At its most basic level, text analysis is about counting words. If words are frequently used, we assume that they are important. If words occur together, we assume that they are related. Obviously, that is not always the case, but a discerning researcher like yourself will be able to filter this information, provide context and meaning, and draw the appropriate conclusions.
Text analysis often provides you with an opportunity to gather more solid evidence of the importance of certain words or concepts, and the relationship between them, and sometimes can lead to the discovery of hidden patterns, that you as a human observer may have missed.
In this short tutorial, using the quanteda, ggplot2 and quanteda.textplot packages, the following analysis methods are covered:
- Word frequency analysis and visualization in a frequency chart and word cloud.
- Co-word analysis and visualization in a co-word network.
Before starting, it is assumed that you have cleaned and created a Document Feature Matrix (DFM) called mydfm (see earlier tutorial).
Word Frequency Analysis
Word frequency analysis is about counting words, and it is useful to look at, say, the 100 most frequently used words (topfeatures), which can be extracted as follows:
library(quanteda) wfreq <-data.frame(topfeatures(mydfm, 100))
Aside from looking at the words in the data frame, they can also be visualized.
Below an example of the 10 most frequently occurring words in a bar chart (based on a news corpus about sustainable investment in the Philippines). Note that we manipulate the wfreq data frame for it to be read properly by ggplot.
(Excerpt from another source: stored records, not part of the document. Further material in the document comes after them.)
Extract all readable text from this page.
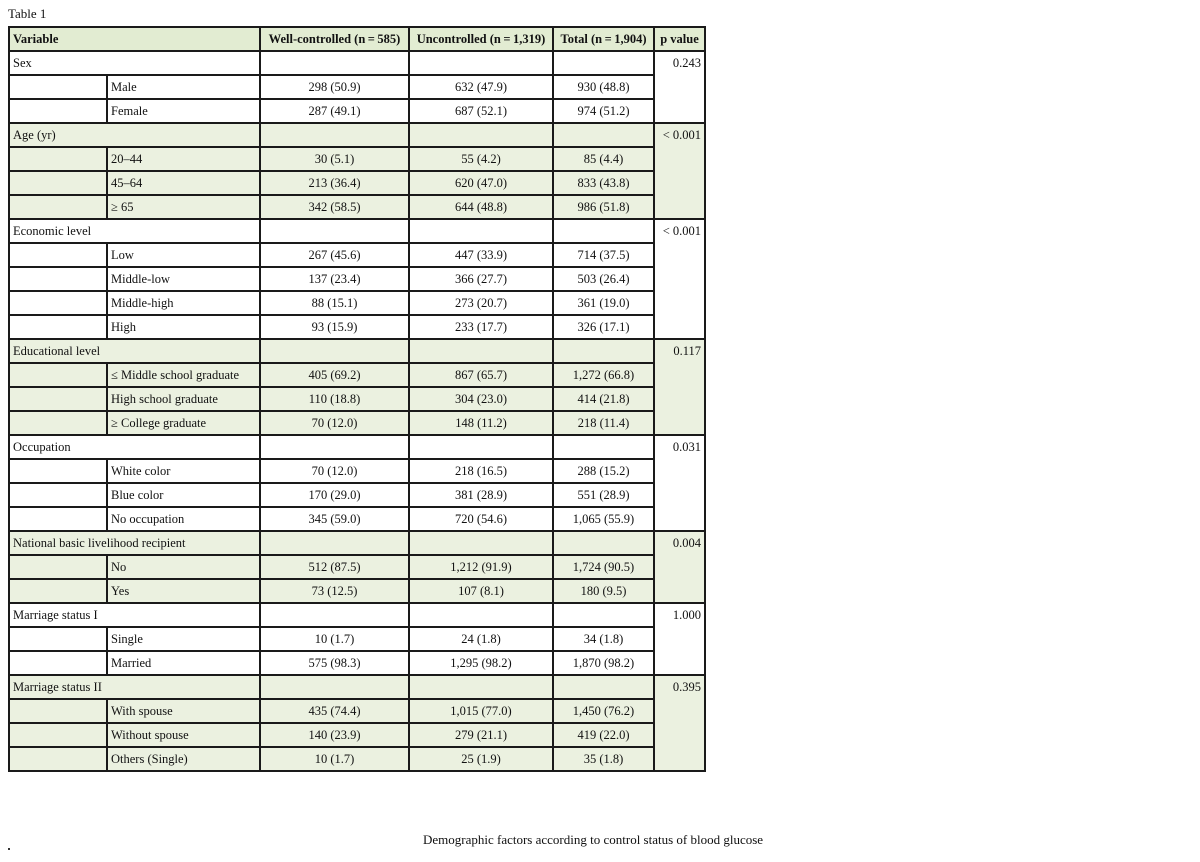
Table 1
Variable		Well-controlled (n = 585)	Uncontrolled (n = 1,319)	Total (n = 1,904)	p value
Sex					0.243
	Male	298 (50.9)	632 (47.9)	930 (48.8)	
	Female	287 (49.1)	687 (52.1)	974 (51.2)	
Age (yr)					< 0.001
	20–44	30 (5.1)	55 (4.2)	85 (4.4)	
	45–64	213 (36.4)	620 (47.0)	833 (43.8)	
	≥ 65	342 (58.5)	644 (48.8)	986 (51.8)	
Economic level					< 0.001
	Low	267 (45.6)	447 (33.9)	714 (37.5)	
	Middle-low	137 (23.4)	366 (27.7)	503 (26.4)	
	Middle-high	88 (15.1)	273 (20.7)	361 (19.0)	
	High	93 (15.9)	233 (17.7)	326 (17.1)	
Educational level					0.117
	≤ Middle school graduate	405 (69.2)	867 (65.7)	1,272 (66.8)	
	High school graduate	110 (18.8)	304 (23.0)	414 (21.8)	
	≥ College graduate	70 (12.0)	148 (11.2)	218 (11.4)	
Occupation					0.031
	White color	70 (12.0)	218 (16.5)	288 (15.2)	
	Blue color	170 (29.0)	381 (28.9)	551 (28.9)	
	No occupation	345 (59.0)	720 (54.6)	1,065 (55.9)	
National basic livelihood recipient					0.004
	No	512 (87.5)	1,212 (91.9)	1,724 (90.5)	
	Yes	73 (12.5)	107 (8.1)	180 (9.5)	
Marriage status I					1.000
	Single	10 (1.7)	24 (1.8)	34 (1.8)	
	Married	575 (98.3)	1,295 (98.2)	1,870 (98.2)	
Marriage status II					0.395
	With spouse	435 (74.4)	1,015 (77.0)	1,450 (76.2)	
	Without spouse	140 (23.9)	279 (21.1)	419 (22.0)	
	Others (Single)	10 (1.7)	25 (1.9)	35 (1.8)	
Demographic factors according to control status of blood glucose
library(ggplot2) wfreq <- as.data.frame(topfeatures(mydfm, 10)) wfreq$n <- as.numeric(wfreq$.) wfreq$word <- row.names(wfreq) ggplot(wfreq, aes(x = reorder(word, n, function(n) -n), y = n)) + geom_bar(stat = "identity") + xlab('')
And next, the 100 most frequently occurring words in a word cloud!
library(quanteda.textplots) set.seed(123); textplot_wordcloud(mydfm, max_words = 100)
Word frequency analysis is a useful first step to explore your corpus. Based on it, you may wish to remove some additional highly frequent words which “overshadow” the rest of the corpus. But, these are always decisions that require thought and justification.
For co-word analysis, we convert the DFM into a Frequency Co-occurrence Matrix (FCM) using fcm. For the purpose of this tutorial, think of the FCM as a “box” filled with the connections between words.
Because the FCM can be very large, thus making it dificult to visually analyze, we find the 50 most frequently occurring words (topfeatures), and then select them in a new FCM called myselect using the fcm_select feature.
myfcm <- fcm(mydfm) feat <- names(topfeatures(myfcm, 50)) myselect <- fcm_select(myfcm, pattern = feat, selection = "keep")
Having cut the FCM to size, we can now generate a co-occurrence network. To visualize the network well, it can be useful to impose a minimum frequency (min_freq), removing very rarely occurring links. You may also want to adjust the size of the dots (vertex_size) to reflect their importance.
size <- log(colSums(dfm_select(mydfm, feat, selection = "keep"))) set.seed(112) textplot_network(myselect, min_freq = 0.8, vertex_size = size / max(size) * 3)
The present network can be analyzed further using network analysis techniques, its visualization can be further refined, etc. The present tutorial gives you a basis to start with.